Aboriginal Elders in Boorloo (Perth) have given a Western Australian council permission to change a reserve back to its original First Nations name.

The City of Vincent unanimously voted on Tuesday night to rename Banks Reserve in the leafy suburb of Mt Lawley to Warndoolier.

The city then met with the Elders of the Boordiya Reference Group on Wednesday, who supported the single naming of the park to Warndoolier.

The 3.5 ha reserve on the Swan River foreshore in Mt Lawley, bounded by Joel Terrace, the old East Perth Power Station and the Toni Di Scerni wetlands, is recognised as a Place of Reconciliation.

Banks Reserve is also known for its cultural significance as a meeting place and camp for First Nations people.

The council has one more hurdle to overcome, by putting an application to Landgate, who make the final call on behalf of the Minister for Lands, John Carey

"We acknowledge Banks Reserve is intrinsically connected to Aboriginal people and as a community, we must continue to recognise and support the history of Aboriginal language and culture along with the ongoing connection to country, Vincent mayor Alison Xamon said.

"By capturing the original place name, Warndoolier, and the relationship the Traditional Owners have with the reserve, we will be contributing to the preservation of Aboriginal culture and Noongar language in our suburbs.

"It is so important that we recognise the original First Nations heritage of this land."

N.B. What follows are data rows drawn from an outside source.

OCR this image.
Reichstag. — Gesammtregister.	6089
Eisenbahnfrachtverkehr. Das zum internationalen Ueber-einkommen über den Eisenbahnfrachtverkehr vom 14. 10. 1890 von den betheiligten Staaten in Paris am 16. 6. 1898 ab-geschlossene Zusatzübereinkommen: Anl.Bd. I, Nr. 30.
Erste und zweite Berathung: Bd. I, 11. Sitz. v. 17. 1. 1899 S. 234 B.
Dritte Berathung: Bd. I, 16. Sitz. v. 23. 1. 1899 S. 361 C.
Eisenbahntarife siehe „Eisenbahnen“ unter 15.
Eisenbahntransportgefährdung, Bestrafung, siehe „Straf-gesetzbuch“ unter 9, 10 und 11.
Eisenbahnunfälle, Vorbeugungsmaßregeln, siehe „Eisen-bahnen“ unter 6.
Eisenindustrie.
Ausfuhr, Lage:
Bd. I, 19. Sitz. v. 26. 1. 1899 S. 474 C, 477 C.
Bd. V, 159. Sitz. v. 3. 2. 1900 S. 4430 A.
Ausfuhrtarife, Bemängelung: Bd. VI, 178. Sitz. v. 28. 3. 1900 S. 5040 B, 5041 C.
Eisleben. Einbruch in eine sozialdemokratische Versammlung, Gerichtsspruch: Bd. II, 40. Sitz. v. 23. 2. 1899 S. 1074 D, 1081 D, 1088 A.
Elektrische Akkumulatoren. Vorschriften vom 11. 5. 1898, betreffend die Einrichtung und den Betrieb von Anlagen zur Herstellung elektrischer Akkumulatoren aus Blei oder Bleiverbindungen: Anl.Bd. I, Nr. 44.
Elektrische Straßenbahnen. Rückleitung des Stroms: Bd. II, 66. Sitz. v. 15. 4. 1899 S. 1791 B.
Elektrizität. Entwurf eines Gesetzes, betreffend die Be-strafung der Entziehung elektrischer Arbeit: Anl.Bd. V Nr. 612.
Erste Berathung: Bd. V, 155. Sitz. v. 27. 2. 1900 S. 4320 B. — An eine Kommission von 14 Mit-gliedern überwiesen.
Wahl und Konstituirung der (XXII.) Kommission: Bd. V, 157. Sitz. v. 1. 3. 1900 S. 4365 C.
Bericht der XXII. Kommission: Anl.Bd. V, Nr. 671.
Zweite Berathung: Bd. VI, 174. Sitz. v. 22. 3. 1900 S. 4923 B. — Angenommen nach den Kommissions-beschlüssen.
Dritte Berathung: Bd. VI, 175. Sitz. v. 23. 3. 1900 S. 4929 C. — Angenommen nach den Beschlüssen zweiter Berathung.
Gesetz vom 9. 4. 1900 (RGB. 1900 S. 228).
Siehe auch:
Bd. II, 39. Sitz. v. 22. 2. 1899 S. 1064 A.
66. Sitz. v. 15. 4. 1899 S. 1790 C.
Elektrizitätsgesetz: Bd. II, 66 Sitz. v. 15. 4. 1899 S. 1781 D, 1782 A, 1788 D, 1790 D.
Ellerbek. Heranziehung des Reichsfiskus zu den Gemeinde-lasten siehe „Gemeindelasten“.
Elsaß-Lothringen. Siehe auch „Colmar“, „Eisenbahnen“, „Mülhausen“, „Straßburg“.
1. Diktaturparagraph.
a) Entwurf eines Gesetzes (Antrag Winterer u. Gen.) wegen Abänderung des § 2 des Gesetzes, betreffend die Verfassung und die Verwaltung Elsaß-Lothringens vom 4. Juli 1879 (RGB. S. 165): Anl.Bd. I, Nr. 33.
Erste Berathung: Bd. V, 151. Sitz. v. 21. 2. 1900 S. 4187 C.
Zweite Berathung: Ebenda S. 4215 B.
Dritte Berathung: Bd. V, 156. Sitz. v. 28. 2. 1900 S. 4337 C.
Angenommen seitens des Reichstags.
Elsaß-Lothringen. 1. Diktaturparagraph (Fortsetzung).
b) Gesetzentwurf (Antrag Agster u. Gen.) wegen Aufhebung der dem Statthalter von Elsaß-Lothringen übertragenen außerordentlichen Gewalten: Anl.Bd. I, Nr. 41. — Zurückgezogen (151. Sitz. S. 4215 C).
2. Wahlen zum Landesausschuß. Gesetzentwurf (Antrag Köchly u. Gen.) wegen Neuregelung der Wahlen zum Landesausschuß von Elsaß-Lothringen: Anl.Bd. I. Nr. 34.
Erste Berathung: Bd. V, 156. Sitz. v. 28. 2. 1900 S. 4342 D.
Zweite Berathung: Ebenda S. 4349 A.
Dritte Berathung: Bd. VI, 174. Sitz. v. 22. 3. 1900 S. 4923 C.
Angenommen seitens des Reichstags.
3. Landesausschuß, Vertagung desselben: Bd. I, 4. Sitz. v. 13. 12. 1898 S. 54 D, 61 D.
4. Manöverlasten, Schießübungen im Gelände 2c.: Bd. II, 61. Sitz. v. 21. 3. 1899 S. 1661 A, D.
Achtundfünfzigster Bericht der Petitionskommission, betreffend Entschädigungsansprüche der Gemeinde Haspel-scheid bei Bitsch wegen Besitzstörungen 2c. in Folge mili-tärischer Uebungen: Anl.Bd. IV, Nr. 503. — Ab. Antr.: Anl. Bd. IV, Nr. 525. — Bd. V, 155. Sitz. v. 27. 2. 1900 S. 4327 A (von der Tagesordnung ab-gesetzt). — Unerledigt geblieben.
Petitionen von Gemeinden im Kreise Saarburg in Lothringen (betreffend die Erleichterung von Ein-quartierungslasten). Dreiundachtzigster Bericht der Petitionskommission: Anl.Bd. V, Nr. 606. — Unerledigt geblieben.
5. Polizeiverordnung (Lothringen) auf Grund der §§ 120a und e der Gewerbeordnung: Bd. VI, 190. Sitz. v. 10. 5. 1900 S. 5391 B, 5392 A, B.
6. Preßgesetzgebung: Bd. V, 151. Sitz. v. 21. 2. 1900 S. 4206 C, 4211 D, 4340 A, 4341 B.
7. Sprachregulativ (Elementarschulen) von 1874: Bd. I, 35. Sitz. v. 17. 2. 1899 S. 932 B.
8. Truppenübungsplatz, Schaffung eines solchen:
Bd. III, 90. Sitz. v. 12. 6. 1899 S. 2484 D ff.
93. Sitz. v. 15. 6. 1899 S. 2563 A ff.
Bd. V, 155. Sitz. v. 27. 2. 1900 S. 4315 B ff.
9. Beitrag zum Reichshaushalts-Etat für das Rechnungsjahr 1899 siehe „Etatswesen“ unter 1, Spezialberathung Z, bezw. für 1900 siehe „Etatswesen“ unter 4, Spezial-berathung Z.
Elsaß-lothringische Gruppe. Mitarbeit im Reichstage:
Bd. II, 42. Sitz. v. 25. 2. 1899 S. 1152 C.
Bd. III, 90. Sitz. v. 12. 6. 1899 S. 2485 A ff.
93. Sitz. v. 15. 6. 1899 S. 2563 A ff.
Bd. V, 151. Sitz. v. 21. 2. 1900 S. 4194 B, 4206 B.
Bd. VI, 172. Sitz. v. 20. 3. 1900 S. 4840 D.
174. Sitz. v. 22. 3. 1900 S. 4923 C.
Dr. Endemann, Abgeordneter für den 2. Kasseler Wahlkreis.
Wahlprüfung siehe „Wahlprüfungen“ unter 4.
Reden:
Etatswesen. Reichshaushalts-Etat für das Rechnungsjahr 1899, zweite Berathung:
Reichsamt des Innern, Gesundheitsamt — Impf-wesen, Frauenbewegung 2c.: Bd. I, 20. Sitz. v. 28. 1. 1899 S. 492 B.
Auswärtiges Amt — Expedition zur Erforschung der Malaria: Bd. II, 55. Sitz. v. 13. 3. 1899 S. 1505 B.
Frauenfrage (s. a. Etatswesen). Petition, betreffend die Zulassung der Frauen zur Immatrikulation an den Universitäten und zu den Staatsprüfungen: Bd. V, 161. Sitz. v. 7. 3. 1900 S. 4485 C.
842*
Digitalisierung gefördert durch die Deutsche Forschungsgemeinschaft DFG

Mayor Xamon said renaming Banks Reserve was a significant step towards reviving the traditional names of Aboriginal areas in Vincent.

"The reviving of significant site names is an important part of preserving our history and demonstrating our commitment to reconciliation," she said.

"Since 2012, we have been consulting with Traditional Owners, Aboriginal Elders, the Reconciliation Action Plan Working Group and Aboriginal organisations on the dual naming/renaming of Banks Reserve.

"We will also be installing an interpretation node at the park, which will provide the opportunity for visitors to gain information about the history and ecology of the foreshore and surrounding environment, including Aboriginal cultural heritage information and stories.

Mayor Xamon said the city received strong community feedback on the proposal to change the reserve back to the Noogar name Warndoolier.

The council received 276 submissions with more than 55 per cent wanting Banks Reserve to be renamed Warndoolier.

The inner-city council also spent five years, working with Traditional Owners, the Vincent Boordiya Reference Group, the Reconciliation Action Plan Working Group (RAPWG) and Aboriginal organisations in relation to Banks Reserve.

Historic maps from the 1900s to 1940s show that the reserve's Noongar name was Warndulier.

The reserve was previously called Walter's Brook in the 1840s and Swan Street Reserve in the 1890s.

It was renamed Banks Reserve after City of Perth councillor Ronald Frederick Banks in 1963.